The laboratory portion of the UI study used an infectious molecular clone of GBV-C developed by Jinhua Xiang, M.D., and HIV culture systems developed by Sabina Wünschmann, Ph.D., and Donna Klinzman. Xiang and Wünschmann are UI research scientists in Stapleton’s laboratory, and Klinzman is a research associate at the Iowa City VA Medical Center.

These cell cultures showed that GBV-C grows in CD-4 positive T-cells, the same type of cell that HIV grows in.

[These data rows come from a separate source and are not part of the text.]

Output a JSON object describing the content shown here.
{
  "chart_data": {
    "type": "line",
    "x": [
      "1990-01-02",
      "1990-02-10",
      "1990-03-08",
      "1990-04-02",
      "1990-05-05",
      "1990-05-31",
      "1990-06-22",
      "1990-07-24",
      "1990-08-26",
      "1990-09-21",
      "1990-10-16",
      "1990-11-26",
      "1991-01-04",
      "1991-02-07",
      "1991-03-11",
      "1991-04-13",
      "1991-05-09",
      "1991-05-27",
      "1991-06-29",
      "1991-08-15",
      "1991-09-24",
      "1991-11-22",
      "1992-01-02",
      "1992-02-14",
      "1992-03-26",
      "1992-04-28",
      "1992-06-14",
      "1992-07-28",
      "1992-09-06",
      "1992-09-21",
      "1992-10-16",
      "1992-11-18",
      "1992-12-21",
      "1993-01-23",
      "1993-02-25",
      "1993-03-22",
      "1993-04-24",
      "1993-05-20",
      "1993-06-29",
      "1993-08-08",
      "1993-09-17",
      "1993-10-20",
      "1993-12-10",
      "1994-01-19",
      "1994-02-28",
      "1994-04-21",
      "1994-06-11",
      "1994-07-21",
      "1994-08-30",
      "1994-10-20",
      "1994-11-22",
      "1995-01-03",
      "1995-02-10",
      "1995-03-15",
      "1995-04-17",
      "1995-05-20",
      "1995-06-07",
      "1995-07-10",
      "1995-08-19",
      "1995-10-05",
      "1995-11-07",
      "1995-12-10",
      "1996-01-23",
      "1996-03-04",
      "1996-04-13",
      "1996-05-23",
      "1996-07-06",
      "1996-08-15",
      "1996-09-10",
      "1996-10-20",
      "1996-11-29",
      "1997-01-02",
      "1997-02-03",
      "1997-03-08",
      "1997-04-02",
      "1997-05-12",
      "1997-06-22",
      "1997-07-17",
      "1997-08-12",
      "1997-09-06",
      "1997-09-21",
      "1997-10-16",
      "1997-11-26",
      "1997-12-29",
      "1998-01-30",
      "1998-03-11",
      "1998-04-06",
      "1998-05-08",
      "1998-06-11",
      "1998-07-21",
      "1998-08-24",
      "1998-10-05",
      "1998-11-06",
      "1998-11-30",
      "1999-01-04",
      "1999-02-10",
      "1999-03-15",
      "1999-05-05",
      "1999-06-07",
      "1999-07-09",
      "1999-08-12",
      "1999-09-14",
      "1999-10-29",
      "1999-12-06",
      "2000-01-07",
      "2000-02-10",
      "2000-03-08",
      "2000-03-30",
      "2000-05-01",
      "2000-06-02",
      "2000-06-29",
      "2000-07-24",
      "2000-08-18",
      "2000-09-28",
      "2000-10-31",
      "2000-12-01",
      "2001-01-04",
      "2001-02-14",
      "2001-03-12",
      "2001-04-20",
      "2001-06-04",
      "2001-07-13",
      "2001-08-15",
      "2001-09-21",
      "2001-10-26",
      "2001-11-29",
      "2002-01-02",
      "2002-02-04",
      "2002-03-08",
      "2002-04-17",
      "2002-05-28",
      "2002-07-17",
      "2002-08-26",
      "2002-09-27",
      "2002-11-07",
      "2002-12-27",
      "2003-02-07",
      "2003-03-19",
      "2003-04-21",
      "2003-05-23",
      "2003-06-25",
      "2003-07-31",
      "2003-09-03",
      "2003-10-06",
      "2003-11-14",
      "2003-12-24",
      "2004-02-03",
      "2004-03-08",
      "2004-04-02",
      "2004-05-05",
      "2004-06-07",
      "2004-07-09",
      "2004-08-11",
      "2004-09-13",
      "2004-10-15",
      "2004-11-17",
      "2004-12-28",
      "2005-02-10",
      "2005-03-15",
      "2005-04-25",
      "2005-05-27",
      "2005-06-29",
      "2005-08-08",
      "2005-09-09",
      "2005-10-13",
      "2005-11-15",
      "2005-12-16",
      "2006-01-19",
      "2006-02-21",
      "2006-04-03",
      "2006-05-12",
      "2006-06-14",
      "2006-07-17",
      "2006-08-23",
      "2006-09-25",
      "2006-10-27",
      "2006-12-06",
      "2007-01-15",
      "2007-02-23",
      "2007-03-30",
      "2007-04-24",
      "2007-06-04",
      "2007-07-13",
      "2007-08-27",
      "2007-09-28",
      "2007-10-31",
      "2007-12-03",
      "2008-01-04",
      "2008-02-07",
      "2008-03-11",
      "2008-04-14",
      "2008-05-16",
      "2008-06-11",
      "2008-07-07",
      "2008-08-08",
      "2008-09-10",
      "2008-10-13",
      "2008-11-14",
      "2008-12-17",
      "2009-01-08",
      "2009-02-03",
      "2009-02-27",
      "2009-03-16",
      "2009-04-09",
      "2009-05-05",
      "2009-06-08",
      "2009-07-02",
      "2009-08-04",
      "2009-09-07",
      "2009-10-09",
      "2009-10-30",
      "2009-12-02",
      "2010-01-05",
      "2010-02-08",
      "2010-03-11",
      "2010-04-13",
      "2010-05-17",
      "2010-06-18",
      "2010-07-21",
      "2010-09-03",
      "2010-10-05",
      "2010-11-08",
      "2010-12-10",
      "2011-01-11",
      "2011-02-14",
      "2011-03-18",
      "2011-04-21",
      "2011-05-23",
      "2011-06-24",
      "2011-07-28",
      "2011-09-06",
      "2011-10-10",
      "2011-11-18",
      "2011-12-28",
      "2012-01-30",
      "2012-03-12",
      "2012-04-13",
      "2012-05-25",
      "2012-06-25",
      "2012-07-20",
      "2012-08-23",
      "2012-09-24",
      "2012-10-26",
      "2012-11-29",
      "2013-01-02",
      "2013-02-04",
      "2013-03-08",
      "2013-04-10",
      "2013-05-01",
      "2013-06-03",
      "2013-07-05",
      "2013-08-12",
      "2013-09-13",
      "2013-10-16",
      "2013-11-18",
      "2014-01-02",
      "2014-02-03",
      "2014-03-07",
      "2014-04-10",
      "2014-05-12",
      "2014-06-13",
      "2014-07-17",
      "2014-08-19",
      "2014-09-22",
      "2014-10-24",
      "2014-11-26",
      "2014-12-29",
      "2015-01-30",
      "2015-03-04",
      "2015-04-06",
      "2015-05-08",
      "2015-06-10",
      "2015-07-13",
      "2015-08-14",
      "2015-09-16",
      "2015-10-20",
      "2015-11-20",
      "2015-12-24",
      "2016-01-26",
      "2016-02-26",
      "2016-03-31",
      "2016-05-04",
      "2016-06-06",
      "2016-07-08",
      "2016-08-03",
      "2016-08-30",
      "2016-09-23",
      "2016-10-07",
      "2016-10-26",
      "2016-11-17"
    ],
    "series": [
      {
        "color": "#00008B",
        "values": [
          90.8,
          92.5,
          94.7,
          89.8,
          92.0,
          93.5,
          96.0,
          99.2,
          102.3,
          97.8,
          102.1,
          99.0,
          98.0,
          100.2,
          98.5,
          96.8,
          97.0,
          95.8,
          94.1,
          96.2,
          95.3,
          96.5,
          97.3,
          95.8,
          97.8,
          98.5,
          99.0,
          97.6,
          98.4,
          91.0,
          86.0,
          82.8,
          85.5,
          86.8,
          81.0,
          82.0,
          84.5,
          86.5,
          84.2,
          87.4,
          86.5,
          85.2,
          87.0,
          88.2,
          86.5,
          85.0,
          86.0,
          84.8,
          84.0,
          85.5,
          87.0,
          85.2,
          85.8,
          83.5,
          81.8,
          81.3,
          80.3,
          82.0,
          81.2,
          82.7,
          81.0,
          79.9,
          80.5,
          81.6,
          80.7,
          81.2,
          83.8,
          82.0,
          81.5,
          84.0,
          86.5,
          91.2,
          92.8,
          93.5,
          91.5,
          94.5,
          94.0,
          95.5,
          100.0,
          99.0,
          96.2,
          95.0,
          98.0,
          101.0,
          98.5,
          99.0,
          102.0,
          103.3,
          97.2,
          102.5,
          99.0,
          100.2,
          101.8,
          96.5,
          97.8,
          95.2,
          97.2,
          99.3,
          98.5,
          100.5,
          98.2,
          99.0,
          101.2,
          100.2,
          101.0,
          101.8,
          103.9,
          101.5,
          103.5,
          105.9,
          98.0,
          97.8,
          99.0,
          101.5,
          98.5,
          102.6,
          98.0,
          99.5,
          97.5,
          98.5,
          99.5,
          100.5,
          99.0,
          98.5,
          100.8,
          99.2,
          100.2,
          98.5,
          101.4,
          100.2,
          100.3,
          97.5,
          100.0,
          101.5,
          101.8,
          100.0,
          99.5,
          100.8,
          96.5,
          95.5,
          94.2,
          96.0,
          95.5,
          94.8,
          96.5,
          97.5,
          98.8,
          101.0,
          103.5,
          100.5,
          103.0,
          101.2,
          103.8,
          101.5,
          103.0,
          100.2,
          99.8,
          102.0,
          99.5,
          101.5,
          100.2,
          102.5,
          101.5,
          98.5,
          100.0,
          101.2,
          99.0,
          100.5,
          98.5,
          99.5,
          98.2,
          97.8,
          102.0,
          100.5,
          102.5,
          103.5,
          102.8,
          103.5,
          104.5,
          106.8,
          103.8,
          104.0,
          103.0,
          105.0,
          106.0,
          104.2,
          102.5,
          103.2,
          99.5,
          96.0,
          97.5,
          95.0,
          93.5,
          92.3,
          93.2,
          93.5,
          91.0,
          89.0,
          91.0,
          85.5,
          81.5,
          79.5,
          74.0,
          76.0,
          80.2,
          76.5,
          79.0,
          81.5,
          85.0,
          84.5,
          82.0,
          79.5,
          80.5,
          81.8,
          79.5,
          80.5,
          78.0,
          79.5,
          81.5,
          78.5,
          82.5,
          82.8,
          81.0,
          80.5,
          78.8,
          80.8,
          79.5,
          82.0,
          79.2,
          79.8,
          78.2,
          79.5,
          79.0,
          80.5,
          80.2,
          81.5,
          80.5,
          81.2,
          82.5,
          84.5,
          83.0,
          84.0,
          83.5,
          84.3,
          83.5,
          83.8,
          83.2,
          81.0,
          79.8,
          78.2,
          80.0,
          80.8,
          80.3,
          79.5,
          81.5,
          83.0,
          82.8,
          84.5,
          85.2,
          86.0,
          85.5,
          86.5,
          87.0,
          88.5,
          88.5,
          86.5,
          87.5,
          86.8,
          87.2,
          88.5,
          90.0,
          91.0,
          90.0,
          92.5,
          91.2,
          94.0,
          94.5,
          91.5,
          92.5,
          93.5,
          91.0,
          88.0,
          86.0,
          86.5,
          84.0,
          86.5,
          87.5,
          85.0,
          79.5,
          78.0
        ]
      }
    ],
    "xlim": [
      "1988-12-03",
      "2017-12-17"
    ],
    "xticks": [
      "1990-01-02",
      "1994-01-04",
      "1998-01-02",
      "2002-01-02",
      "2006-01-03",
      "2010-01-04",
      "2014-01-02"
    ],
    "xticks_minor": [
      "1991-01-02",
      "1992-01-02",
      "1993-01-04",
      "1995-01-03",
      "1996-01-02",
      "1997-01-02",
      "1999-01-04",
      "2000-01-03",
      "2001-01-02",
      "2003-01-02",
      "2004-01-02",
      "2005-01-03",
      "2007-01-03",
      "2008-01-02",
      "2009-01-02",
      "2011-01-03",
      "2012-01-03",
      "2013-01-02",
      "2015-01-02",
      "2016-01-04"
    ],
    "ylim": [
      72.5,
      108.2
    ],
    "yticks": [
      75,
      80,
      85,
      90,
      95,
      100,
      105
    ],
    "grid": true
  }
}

"We found that cells infected with both GBV-C and HIV produced 30 to 40 percent less HIV than cells infected only with HIV," Stapleton said.

"We're now working on understanding how GBV-C inhibits HIV from growing," he added. "We don't know whether GBV-C directly interferes with HIV, or if the GBV-C stimulates cellular proteins, such as interferon or immune cytokines, that protect the cells against HIV growth."

Most of the 362 patients in the clinical portion of the study initially received treatment at the UI before the availability of Highly Active Anti-Retroviral Therapy (HAART), better known as the HIV drug-cocktail.

"Of the 47 HIV-infected patients who entered our clinic after HAART was available in 1995, we had only one death," Stapleton said. "Therefore, based on our study, we can't really say that GBV-C was beneficial among those who have received HAART, since almost all the patients did well."

A study on GBV-C and HIV by a group of German investigators also appears in the Sept. 6 issue of the NEJM. In that study, GBV-C was also shown to be beneficial in patients studied after the availability of HAART treatment.

Stapleton and his colleagues continue to study how GBV-C may inhibit HIV. The UI investigators are well suited for this work because they have been involved in the study of hepatitis viruses for more than 15 years and GBV-C for five years, and they have provided primary medical care and offered clinical research projects for HIV-positive people.

The HIV/AIDS Clinic at the UI was started in 1988 by Stapleton, who came to Iowa to organize the clinic and set up the hepatitis research laboratory. He also is director of the Helen C. Levitt Center for Viral Pathogenesis and Disease at the UI.

The UI study was supported in part by a Merit Review grant and two Career Development awards from the U.S. Veterans Administration and by a grant from the National Institute on Alcohol Abuse and Alcoholism, one of the National Institutes of Health.

In addition to Stapleton, Xiang, Wünschmann and Klinzman, UI investigators involved in the study included Daniel Diekema, M.D., UI assistant professor (clinical) of internal medicine and a staff physician at the VA Medical Center in Iowa City; Kevin Patrick, program assistant in internal medicine; and Sarah George, M.D., fellow associate in internal medicine.